②Add corrosion inhibitor. Corrosion inhibitor is a substance that can slow down the corrosion rate. Adding corrosion inhibitor is a common and effective anti-corrosion measure. Different corrosion inhibitors are only effective in certain environments.
2.Using electrochemical protection
①Using the applied current to make the metal to be protected become the cathode. This method only consumes the energy of the applied current, and is often used to protect underground pipelines and equipment, offshore oil platforms, sea ships, iron tower feet, metal structures working in an environment with water and weak electrolysis, etc. But in strong acid electrolytes, Using this method to protect the steel consumes too much electrical energy, which is of little significance.

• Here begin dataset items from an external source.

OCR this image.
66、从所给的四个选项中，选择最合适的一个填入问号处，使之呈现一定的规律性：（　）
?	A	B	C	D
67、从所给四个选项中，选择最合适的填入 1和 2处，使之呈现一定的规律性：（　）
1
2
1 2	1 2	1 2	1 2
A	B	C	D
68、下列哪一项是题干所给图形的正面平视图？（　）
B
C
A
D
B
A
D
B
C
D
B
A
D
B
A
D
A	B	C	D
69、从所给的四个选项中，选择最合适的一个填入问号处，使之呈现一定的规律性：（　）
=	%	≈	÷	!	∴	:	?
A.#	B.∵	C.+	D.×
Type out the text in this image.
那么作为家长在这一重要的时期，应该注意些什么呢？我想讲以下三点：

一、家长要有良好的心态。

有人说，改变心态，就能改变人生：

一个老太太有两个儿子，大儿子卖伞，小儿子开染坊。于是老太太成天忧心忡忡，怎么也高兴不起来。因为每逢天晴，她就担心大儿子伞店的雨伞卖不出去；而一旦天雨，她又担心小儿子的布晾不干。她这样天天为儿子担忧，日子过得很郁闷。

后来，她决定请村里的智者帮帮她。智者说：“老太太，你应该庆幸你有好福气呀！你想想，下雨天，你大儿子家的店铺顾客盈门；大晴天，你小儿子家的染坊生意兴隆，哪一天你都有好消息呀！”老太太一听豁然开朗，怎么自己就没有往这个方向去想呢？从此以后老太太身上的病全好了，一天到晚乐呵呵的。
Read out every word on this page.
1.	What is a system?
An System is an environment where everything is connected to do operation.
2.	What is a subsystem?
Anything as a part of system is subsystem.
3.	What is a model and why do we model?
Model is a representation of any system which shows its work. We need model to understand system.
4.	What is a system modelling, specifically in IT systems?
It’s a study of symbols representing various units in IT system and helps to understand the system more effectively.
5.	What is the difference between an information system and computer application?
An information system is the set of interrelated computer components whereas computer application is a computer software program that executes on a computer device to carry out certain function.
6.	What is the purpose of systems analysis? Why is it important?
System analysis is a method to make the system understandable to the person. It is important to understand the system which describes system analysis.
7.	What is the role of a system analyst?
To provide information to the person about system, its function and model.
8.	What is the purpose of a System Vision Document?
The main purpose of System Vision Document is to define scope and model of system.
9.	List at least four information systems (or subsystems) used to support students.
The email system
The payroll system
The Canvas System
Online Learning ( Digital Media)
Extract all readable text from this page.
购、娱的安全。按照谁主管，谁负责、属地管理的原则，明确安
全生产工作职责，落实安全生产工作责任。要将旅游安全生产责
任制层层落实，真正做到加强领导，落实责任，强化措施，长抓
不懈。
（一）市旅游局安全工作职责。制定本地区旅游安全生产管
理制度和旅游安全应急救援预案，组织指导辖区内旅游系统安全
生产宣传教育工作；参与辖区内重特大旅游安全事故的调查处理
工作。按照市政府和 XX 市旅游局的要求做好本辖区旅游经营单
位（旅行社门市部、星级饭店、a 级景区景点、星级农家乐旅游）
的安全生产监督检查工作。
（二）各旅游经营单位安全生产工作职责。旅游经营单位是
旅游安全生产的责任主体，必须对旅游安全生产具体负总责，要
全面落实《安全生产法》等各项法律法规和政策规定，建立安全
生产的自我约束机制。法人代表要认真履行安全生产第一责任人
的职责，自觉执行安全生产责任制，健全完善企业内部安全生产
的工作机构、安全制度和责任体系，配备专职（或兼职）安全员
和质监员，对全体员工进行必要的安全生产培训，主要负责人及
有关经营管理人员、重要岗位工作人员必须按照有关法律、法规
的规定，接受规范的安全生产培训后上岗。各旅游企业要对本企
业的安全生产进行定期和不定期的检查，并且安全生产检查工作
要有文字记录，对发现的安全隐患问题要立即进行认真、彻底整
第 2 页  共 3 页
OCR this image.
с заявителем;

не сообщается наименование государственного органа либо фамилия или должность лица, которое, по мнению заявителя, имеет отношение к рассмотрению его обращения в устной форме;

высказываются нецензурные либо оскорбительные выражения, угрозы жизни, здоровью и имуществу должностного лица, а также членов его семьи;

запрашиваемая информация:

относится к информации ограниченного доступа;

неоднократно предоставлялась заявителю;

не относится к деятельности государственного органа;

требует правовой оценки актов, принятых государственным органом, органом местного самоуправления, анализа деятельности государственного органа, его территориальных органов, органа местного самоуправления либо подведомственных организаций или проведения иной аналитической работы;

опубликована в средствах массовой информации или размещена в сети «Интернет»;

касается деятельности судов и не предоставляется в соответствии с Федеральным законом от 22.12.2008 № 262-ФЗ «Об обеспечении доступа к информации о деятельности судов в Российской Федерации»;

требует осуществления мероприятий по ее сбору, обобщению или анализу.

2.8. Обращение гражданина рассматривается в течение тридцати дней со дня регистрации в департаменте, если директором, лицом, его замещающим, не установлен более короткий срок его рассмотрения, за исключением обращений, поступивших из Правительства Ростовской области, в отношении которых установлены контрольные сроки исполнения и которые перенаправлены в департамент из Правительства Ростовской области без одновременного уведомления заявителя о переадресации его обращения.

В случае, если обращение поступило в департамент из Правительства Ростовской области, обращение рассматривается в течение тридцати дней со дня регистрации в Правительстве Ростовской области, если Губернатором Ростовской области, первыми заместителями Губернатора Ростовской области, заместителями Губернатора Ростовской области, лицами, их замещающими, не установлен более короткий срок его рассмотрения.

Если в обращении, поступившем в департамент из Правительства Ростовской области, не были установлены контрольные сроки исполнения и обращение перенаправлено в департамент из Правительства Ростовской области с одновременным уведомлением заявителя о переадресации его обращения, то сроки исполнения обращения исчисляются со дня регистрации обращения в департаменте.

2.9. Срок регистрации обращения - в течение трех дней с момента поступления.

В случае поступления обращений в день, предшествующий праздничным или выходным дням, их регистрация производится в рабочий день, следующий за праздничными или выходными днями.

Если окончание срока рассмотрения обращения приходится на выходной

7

②Sacrificial anode protection method. A metal or alloy with a more negative electrode potential is connected to the protected metal device, making it the anode of the corroded battery and consumed. The anode materials used in the sacrificial anode protection method are magnesium and its alloys (mostly used in seawater), and zinc, etc., which will be lost in use.
3.Protected with surface covering
The surface coating of cs seamless pipe is an economical and convenient anti-corrosion method, which is widely used in industry.
① Metal cover. Its main feature is that it uses metal material as the covering layer, which is mainly used in weak corrosive medium or high temperature occasions. According to the properties of the cover layer, it is divided into three types: cathode cover layer, anode cover layer and passivation cover layer.
② non-metallic covering layer. The metal equipment is covered with a layer of organic or inorganic non-metallic materials for isolation and protection. There are three types of coating, glass flake protective layer and lining layer.